Soon, we'll see more distinctions. Their personalities and behaviors will name them, too. And, assuming there are no roosters... and there are always roosters... we'll get the naming sorted out. These days will pass too quickly. It's so much fun to indulge them, and keep company with them.

Of course they let us know when playtime is over, and a nice nap is in order. Back to their heat lamp, and cozy shelter they go.

{this moment}

A single photo - no words - capturing a moment from the week. A simple, special, extraordinary moment.
A moment I want to pause, savor and remember.

:: Inspired by Soule Mama ::

If you're inspired to do the same, leave a link to your 'moment' in the comments, for all to find and see.

Thursday, July 18, 2013

Our Junior Chicas

These are the ones I am calling the Juniors. They are chicks, but they are not the young puff-ball sized babies that are too adorable for words. Not within their earshot, of course, I have to say chicks quickly reach a stage best described as awkward. Also: ungainly, goofy, funny-looking, and in-between. They have some down. They have some feathers. They still have pip-cheep voices, and need tender care, but they are heartier. They are emerging.

Guess what...

Yup. Chicken butt. It's really hard to get a good picture. Well, not really "difficult." It takes patience, and a willingness to take a lot of pictures that don't work, like this one.

These three are easy to tell apart. And so it was easy to decide that we would name them, and the inspiration for their names? See if you can guess...

This golden darling is a Buff Oprington, and we are calling her Lilikoi.

This little beauty is named Koa. She is an Ameraucana.

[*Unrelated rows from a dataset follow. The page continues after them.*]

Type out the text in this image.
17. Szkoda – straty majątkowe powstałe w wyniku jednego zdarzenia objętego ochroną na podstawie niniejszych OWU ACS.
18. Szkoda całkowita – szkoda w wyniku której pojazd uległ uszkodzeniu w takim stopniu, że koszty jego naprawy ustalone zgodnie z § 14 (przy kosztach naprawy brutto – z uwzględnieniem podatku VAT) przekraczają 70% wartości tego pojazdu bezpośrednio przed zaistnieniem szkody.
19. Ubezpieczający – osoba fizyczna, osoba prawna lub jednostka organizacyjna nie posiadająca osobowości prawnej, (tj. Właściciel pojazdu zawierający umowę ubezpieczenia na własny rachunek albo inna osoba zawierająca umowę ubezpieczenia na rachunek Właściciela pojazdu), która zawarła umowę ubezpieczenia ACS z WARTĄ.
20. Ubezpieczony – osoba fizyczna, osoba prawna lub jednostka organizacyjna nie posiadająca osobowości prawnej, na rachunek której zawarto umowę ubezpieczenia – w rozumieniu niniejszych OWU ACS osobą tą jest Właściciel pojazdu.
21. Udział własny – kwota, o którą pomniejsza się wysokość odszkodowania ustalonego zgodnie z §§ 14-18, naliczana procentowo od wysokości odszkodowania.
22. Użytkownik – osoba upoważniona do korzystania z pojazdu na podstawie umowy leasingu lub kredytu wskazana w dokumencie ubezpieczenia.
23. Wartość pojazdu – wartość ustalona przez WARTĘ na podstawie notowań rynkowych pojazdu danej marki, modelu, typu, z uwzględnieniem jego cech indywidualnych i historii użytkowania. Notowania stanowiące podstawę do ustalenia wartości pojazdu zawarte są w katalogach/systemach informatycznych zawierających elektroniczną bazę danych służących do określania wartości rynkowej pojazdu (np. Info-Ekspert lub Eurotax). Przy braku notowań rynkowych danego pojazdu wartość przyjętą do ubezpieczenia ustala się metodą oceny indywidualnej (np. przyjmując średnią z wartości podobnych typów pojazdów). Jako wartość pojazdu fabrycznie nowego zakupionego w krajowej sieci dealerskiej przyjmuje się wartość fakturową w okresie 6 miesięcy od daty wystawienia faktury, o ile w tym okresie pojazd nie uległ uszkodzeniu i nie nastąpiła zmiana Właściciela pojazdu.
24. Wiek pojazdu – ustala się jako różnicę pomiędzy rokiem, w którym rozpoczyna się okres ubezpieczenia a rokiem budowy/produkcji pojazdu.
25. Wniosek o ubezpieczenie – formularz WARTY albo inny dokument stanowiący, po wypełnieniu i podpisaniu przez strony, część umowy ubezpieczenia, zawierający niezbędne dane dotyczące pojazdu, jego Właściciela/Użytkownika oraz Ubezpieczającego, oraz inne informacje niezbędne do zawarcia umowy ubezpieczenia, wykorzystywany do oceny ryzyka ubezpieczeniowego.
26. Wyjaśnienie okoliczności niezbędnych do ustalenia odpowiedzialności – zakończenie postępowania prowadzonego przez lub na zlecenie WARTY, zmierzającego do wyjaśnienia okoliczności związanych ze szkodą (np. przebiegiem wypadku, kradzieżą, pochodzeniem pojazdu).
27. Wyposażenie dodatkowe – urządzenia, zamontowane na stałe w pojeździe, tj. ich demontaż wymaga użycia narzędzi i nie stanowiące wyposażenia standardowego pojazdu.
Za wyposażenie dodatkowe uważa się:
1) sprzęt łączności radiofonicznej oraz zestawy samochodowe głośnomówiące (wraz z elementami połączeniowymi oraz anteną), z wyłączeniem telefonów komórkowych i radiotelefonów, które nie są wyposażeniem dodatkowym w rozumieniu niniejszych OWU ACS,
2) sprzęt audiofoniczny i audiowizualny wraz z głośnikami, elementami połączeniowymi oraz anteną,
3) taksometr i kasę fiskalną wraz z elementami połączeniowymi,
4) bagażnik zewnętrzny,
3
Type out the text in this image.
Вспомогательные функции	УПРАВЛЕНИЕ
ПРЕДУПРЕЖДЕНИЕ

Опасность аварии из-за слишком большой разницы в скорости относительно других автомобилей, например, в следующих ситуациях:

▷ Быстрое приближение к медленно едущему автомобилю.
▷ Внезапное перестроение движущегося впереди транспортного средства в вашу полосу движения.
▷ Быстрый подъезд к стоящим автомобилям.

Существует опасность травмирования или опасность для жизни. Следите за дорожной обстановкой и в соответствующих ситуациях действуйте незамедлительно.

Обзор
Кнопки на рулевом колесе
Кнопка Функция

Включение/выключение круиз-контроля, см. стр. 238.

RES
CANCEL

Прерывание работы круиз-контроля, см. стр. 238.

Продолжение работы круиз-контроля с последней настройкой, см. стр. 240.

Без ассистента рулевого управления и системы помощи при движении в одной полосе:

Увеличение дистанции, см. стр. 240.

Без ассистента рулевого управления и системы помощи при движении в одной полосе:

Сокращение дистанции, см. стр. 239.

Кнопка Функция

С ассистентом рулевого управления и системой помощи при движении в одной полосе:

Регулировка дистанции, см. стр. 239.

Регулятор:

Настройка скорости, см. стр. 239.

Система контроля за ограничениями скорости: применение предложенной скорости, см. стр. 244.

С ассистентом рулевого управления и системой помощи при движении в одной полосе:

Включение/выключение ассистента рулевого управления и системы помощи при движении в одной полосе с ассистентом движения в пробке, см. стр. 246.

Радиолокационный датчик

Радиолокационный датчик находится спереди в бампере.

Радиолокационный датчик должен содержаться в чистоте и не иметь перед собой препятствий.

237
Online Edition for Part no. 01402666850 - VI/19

Pele has been more elusive, camera shy. She, too, is an Ameraucana.

So, inspired by our trip, our three Junior chicas have Hawaiian names. And we really, really, sincerely hope they are each wahine-hens!

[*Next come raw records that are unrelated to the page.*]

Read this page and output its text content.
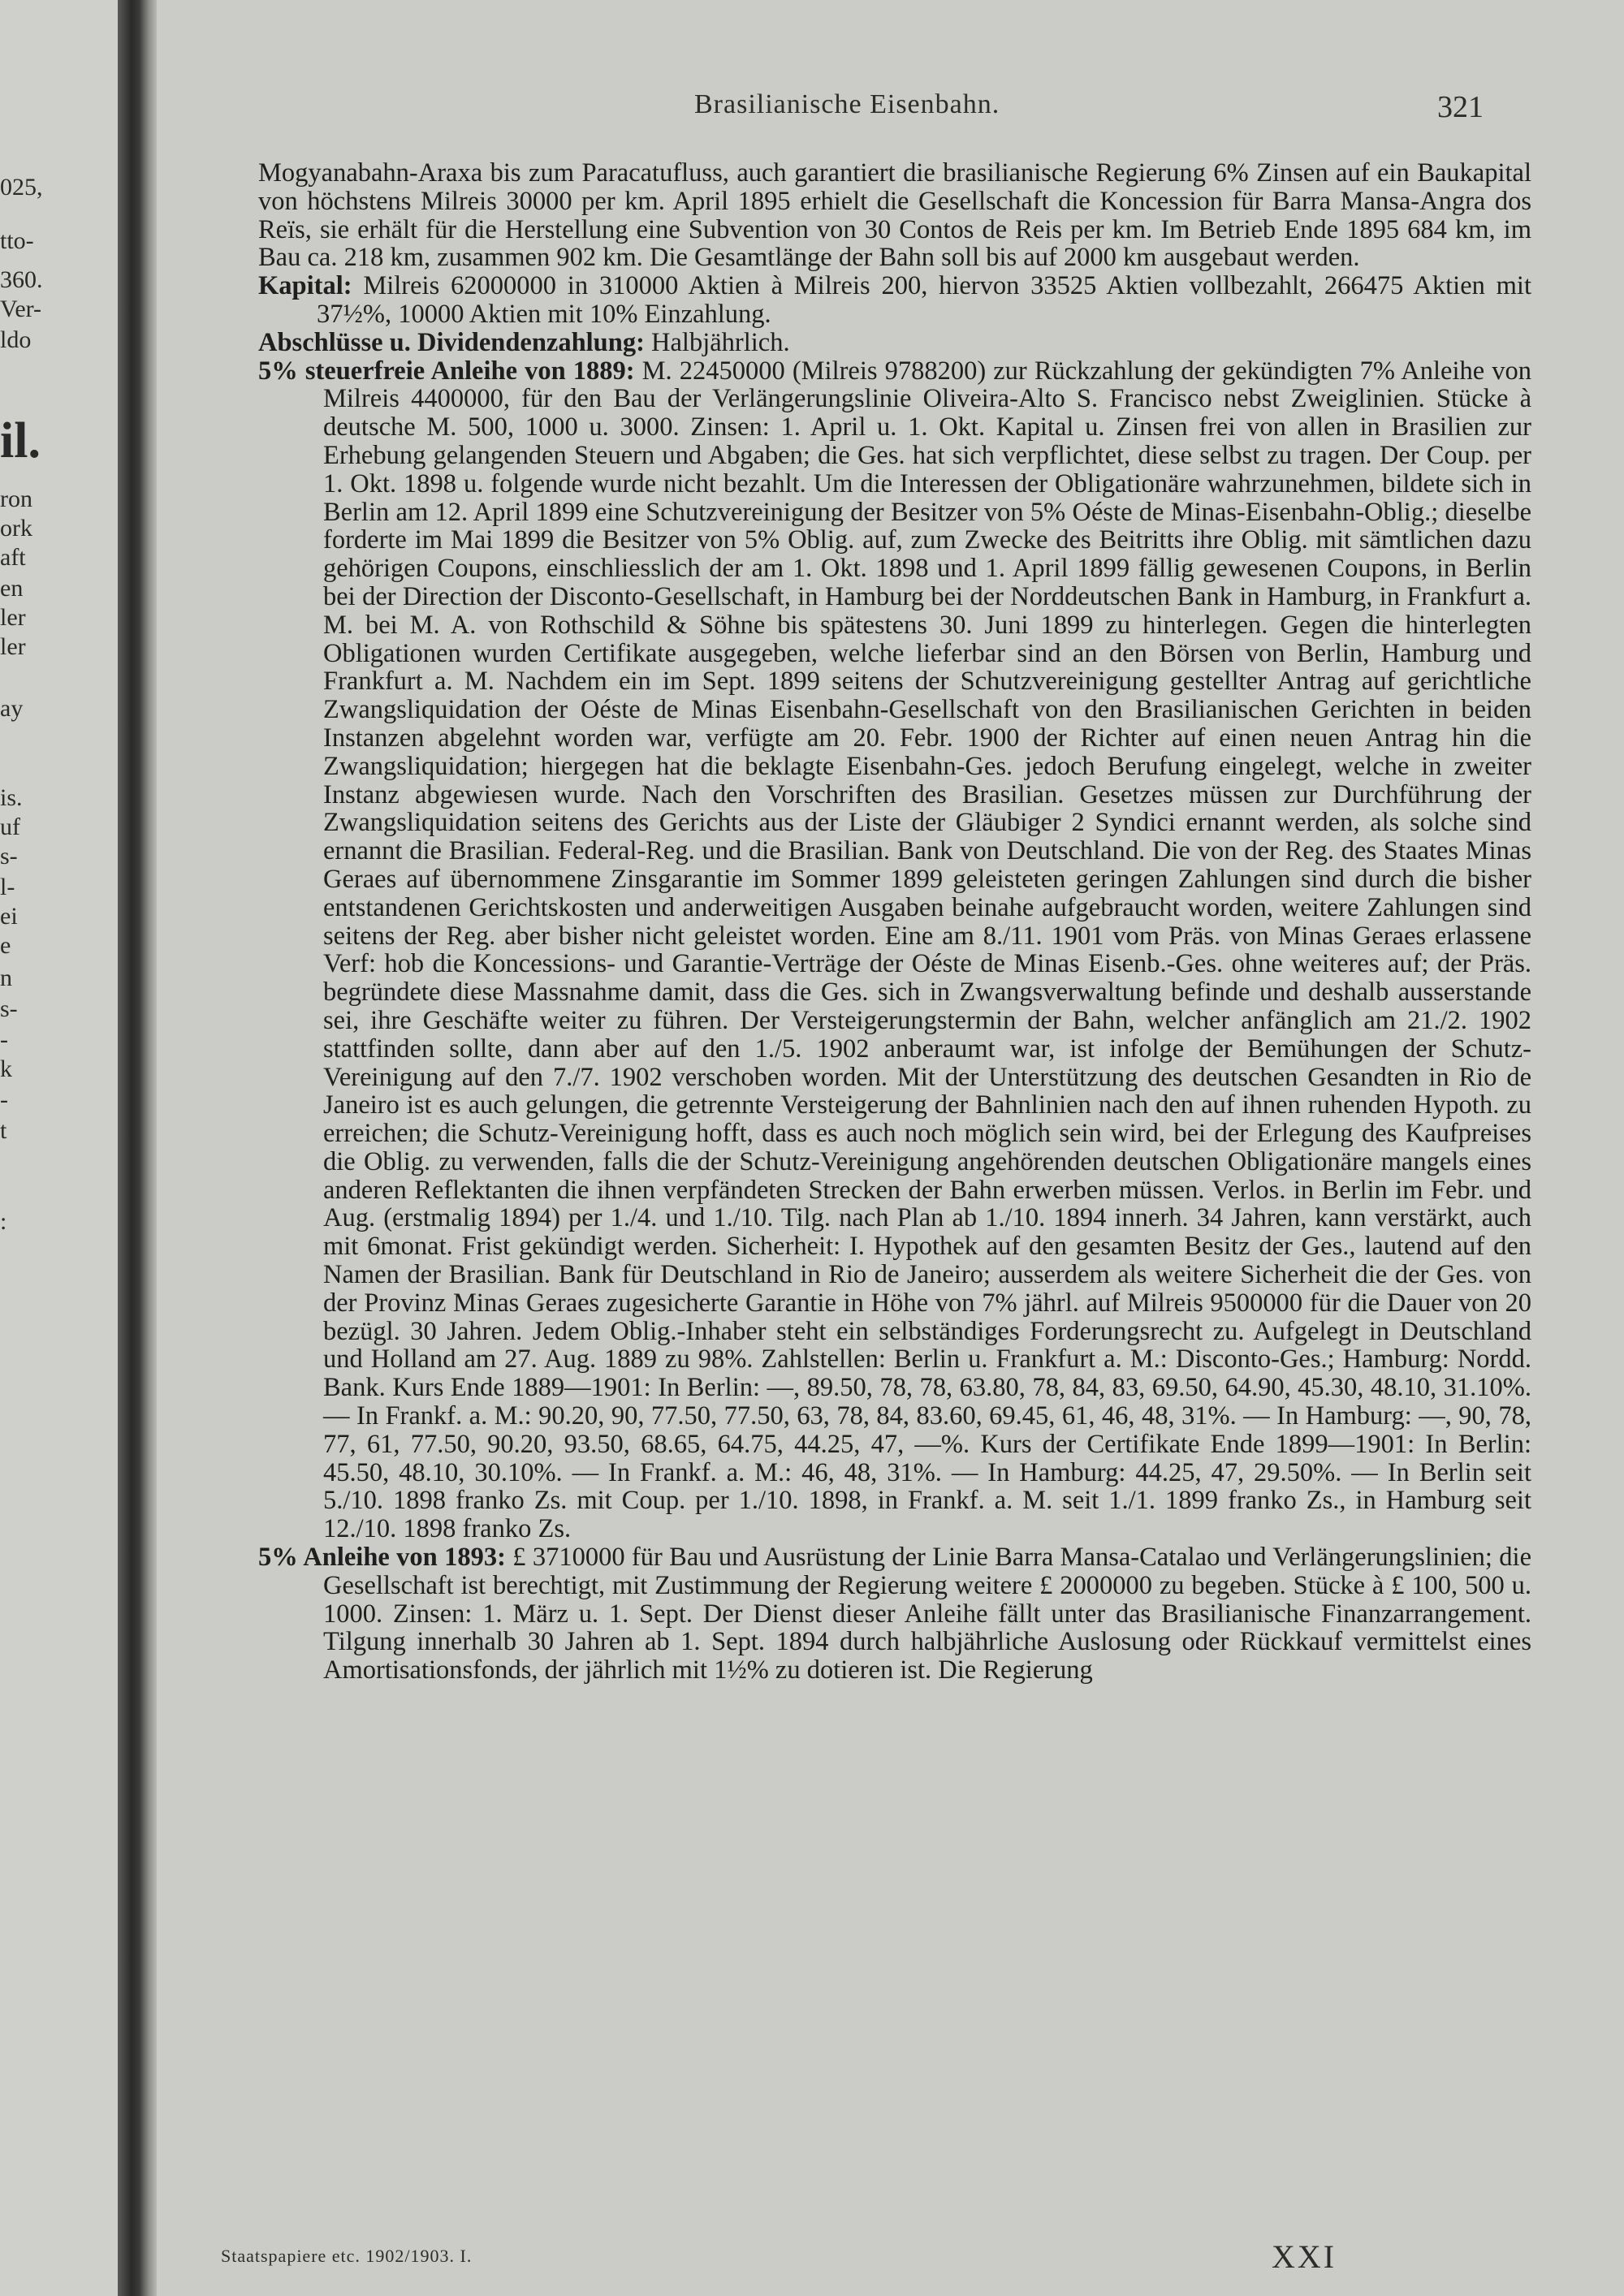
025,
tto-
360.
Ver-
ldo
il.
ron
ork
aft
en
ler
ler
ay
is.
uf
s-
l-
ei
e
n
s-
-
k
-
t
:
Brasilianische Eisenbahn.	321

Mogyanabahn-Araxa bis zum Paracatufluss, auch garantiert die brasilianische Regierung 6% Zinsen auf ein Baukapital von höchstens Milreis 30000 per km. April 1895 erhielt die Gesellschaft die Koncession für Barra Mansa-Angra dos Reïs, sie erhält für die Herstellung eine Subvention von 30 Contos de Reis per km. Im Betrieb Ende 1895 684 km, im Bau ca. 218 km, zusammen 902 km. Die Gesamtlänge der Bahn soll bis auf 2000 km ausgebaut werden.

Kapital: Milreis 62000000 in 310000 Aktien à Milreis 200, hiervon 33525 Aktien vollbezahlt, 266475 Aktien mit 37½%, 10000 Aktien mit 10% Einzahlung.

Abschlüsse u. Dividendenzahlung: Halbjährlich.

5% steuerfreie Anleihe von 1889: M. 22450000 (Milreis 9788200) zur Rückzahlung der gekündigten 7% Anleihe von Milreis 4400000, für den Bau der Verlängerungslinie Oliveira-Alto S. Francisco nebst Zweiglinien. Stücke à deutsche M. 500, 1000 u. 3000. Zinsen: 1. April u. 1. Okt. Kapital u. Zinsen frei von allen in Brasilien zur Erhebung gelangenden Steuern und Abgaben; die Ges. hat sich verpflichtet, diese selbst zu tragen. Der Coup. per 1. Okt. 1898 u. folgende wurde nicht bezahlt. Um die Interessen der Obligationäre wahrzunehmen, bildete sich in Berlin am 12. April 1899 eine Schutzvereinigung der Besitzer von 5% Oéste de Minas-Eisenbahn-Oblig.; dieselbe forderte im Mai 1899 die Besitzer von 5% Oblig. auf, zum Zwecke des Beitritts ihre Oblig. mit sämtlichen dazu gehörigen Coupons, einschliesslich der am 1. Okt. 1898 und 1. April 1899 fällig gewesenen Coupons, in Berlin bei der Direction der Disconto-Gesellschaft, in Hamburg bei der Norddeutschen Bank in Hamburg, in Frankfurt a. M. bei M. A. von Rothschild & Söhne bis spätestens 30. Juni 1899 zu hinterlegen. Gegen die hinterlegten Obligationen wurden Certifikate ausgegeben, welche lieferbar sind an den Börsen von Berlin, Hamburg und Frankfurt a. M. Nachdem ein im Sept. 1899 seitens der Schutzvereinigung gestellter Antrag auf gerichtliche Zwangsliquidation der Oéste de Minas Eisenbahn-Gesellschaft von den Brasilianischen Gerichten in beiden Instanzen abgelehnt worden war, verfügte am 20. Febr. 1900 der Richter auf einen neuen Antrag hin die Zwangsliquidation; hiergegen hat die beklagte Eisenbahn-Ges. jedoch Berufung eingelegt, welche in zweiter Instanz abgewiesen wurde. Nach den Vorschriften des Brasilian. Gesetzes müssen zur Durchführung der Zwangsliquidation seitens des Gerichts aus der Liste der Gläubiger 2 Syndici ernannt werden, als solche sind ernannt die Brasilian. Federal-Reg. und die Brasilian. Bank von Deutschland. Die von der Reg. des Staates Minas Geraes auf übernommene Zinsgarantie im Sommer 1899 geleisteten geringen Zahlungen sind durch die bisher entstandenen Gerichtskosten und anderweitigen Ausgaben beinahe aufgebraucht worden, weitere Zahlungen sind seitens der Reg. aber bisher nicht geleistet worden. Eine am 8./11. 1901 vom Präs. von Minas Geraes erlassene Verf: hob die Koncessions- und Garantie-Verträge der Oéste de Minas Eisenb.-Ges. ohne weiteres auf; der Präs. begründete diese Massnahme damit, dass die Ges. sich in Zwangsverwaltung befinde und deshalb ausserstande sei, ihre Geschäfte weiter zu führen. Der Versteigerungstermin der Bahn, welcher anfänglich am 21./2. 1902 stattfinden sollte, dann aber auf den 1./5. 1902 anberaumt war, ist infolge der Bemühungen der Schutz-Vereinigung auf den 7./7. 1902 verschoben worden. Mit der Unterstützung des deutschen Gesandten in Rio de Janeiro ist es auch gelungen, die getrennte Versteigerung der Bahnlinien nach den auf ihnen ruhenden Hypoth. zu erreichen; die Schutz-Vereinigung hofft, dass es auch noch möglich sein wird, bei der Erlegung des Kaufpreises die Oblig. zu verwenden, falls die der Schutz-Vereinigung angehörenden deutschen Obligationäre mangels eines anderen Reflektanten die ihnen verpfändeten Strecken der Bahn erwerben müssen. Verlos. in Berlin im Febr. und Aug. (erstmalig 1894) per 1./4. und 1./10. Tilg. nach Plan ab 1./10. 1894 innerh. 34 Jahren, kann verstärkt, auch mit 6monat. Frist gekündigt werden. Sicherheit: I. Hypothek auf den gesamten Besitz der Ges., lautend auf den Namen der Brasilian. Bank für Deutschland in Rio de Janeiro; ausserdem als weitere Sicherheit die der Ges. von der Provinz Minas Geraes zugesicherte Garantie in Höhe von 7% jährl. auf Milreis 9500000 für die Dauer von 20 bezügl. 30 Jahren. Jedem Oblig.-Inhaber steht ein selbständiges Forderungsrecht zu. Aufgelegt in Deutschland und Holland am 27. Aug. 1889 zu 98%. Zahlstellen: Berlin u. Frankfurt a. M.: Disconto-Ges.; Hamburg: Nordd. Bank. Kurs Ende 1889—1901: In Berlin: —, 89.50, 78, 78, 63.80, 78, 84, 83, 69.50, 64.90, 45.30, 48.10, 31.10%. — In Frankf. a. M.: 90.20, 90, 77.50, 77.50, 63, 78, 84, 83.60, 69.45, 61, 46, 48, 31%. — In Hamburg: —, 90, 78, 77, 61, 77.50, 90.20, 93.50, 68.65, 64.75, 44.25, 47, —%. Kurs der Certifikate Ende 1899—1901: In Berlin: 45.50, 48.10, 30.10%. — In Frankf. a. M.: 46, 48, 31%. — In Hamburg: 44.25, 47, 29.50%. — In Berlin seit 5./10. 1898 franko Zs. mit Coup. per 1./10. 1898, in Frankf. a. M. seit 1./1. 1899 franko Zs., in Hamburg seit 12./10. 1898 franko Zs.

5% Anleihe von 1893: £ 3710000 für Bau und Ausrüstung der Linie Barra Mansa-Catalao und Verlängerungslinien; die Gesellschaft ist berechtigt, mit Zustimmung der Regierung weitere £ 2000000 zu begeben. Stücke à £ 100, 500 u. 1000. Zinsen: 1. März u. 1. Sept. Der Dienst dieser Anleihe fällt unter das Brasilianische Finanzarrangement. Tilgung innerhalb 30 Jahren ab 1. Sept. 1894 durch halbjährliche Auslosung oder Rückkauf vermittelst eines Amortisationsfonds, der jährlich mit 1½% zu dotieren ist. Die Regierung

Staatspapiere etc. 1902/1903. I.	XXI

Our Silky-Bantam sisters, Little Debbie and Penny, were out for an evening stroll, too. So were Kamen, and Shebot.

I couldn't be sure the hens noticed the Juniors. But we were vigilant on this the first outing for our little chicas.

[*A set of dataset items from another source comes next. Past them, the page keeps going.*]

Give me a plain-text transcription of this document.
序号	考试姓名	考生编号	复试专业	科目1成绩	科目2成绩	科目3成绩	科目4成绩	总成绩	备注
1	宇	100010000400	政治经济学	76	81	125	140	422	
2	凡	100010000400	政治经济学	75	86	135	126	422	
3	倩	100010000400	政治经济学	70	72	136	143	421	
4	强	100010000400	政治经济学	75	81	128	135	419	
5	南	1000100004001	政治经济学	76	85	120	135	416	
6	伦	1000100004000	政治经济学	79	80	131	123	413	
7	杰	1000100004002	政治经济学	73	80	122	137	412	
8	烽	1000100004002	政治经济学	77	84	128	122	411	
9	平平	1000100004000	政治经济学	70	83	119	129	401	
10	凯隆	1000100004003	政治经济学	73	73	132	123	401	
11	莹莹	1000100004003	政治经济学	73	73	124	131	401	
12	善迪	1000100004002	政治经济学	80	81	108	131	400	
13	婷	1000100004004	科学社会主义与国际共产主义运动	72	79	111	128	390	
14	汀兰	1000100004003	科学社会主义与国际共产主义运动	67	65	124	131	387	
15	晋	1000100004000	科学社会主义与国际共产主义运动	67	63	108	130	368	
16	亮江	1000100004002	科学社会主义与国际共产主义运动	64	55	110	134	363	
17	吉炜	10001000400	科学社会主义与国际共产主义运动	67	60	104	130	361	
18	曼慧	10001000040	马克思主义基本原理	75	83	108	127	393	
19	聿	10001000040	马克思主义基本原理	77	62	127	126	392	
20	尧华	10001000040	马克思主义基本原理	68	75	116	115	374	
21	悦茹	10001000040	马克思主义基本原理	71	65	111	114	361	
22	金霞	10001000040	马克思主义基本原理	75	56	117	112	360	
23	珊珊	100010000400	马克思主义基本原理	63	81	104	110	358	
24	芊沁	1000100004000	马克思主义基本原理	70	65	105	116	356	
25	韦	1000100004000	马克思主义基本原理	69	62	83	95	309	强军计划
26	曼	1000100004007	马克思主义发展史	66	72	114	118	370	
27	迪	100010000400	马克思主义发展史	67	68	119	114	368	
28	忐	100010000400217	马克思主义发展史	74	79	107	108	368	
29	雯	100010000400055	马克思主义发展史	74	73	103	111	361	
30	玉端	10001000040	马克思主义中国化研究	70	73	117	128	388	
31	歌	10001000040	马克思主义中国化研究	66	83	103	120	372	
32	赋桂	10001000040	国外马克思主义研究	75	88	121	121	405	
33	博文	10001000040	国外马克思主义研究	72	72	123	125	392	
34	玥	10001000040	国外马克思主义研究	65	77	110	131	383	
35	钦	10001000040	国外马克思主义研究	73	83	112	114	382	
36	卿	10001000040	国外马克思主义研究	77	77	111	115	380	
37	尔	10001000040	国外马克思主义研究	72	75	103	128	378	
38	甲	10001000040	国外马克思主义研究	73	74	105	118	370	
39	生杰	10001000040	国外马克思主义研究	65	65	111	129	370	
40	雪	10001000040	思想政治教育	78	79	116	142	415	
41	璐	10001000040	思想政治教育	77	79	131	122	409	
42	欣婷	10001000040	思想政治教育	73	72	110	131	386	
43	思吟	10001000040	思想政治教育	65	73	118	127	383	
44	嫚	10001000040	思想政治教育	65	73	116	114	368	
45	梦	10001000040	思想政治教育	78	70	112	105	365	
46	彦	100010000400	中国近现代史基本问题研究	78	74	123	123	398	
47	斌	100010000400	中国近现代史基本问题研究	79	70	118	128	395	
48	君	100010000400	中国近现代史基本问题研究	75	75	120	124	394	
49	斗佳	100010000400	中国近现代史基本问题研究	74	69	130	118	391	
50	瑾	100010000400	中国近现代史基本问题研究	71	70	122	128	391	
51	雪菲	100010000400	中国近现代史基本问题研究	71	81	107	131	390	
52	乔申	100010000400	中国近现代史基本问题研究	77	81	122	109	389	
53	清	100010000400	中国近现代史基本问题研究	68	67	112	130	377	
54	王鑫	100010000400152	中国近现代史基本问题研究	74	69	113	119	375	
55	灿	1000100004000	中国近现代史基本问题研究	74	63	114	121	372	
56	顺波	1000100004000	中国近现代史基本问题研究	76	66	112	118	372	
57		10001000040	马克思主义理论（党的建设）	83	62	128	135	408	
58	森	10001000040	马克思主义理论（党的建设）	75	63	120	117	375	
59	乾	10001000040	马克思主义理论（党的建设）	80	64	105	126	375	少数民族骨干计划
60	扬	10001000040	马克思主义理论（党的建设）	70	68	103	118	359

And the little chicas were as happy as chicks in the dirt. At first they were reluctant and uncertain. Maria and I played mother hens, even demonstrating ground scratching motions with our fingers. Little by little Lilikoi, Koa, and Pele darted out from their shelter. Then pecking began, followed by scratching. The grand moment came when Pele threw herself to the ground and gave herself a rigorous dust bath. How do they know? We've raised chicks from feed stores, and we've had hens hatch and raise their own. Mother hens teach their babes so much, and are very attentive. So, how do these little girls know what to do... never mind our "mothering?" It never ceases to amaze us. We passed a long and happy time watching them enjoy their outing.

And then something happened...

Penny sauntered in, and came face to face with the Juniors. After Penny's initial approach, everyone stood very still. And very calm. I don't think Kamen, or Shebot, would have been satisfied to have a friendly look. Those two are territorial and bossy. But Penny seemed merely curious.

And Lilikoi was curious, too. And everyone played nice.

Malcolm rabbit was a house rabbit in his former life, then he spent a long time at a shelter. Now he is a free ranging bunn, content and secure, and well acquainted with goats and chickens. He came forward, too.

He had such a quizzical expression... but Junior chicks, awkward looking as they are, do give one pause.
Don't worry, Malcolm, these Junior chicas have all the makings to grow into fine feathered hens. They'll be sweet tempered beauties, with all the smarts they'll need to live interesting lives.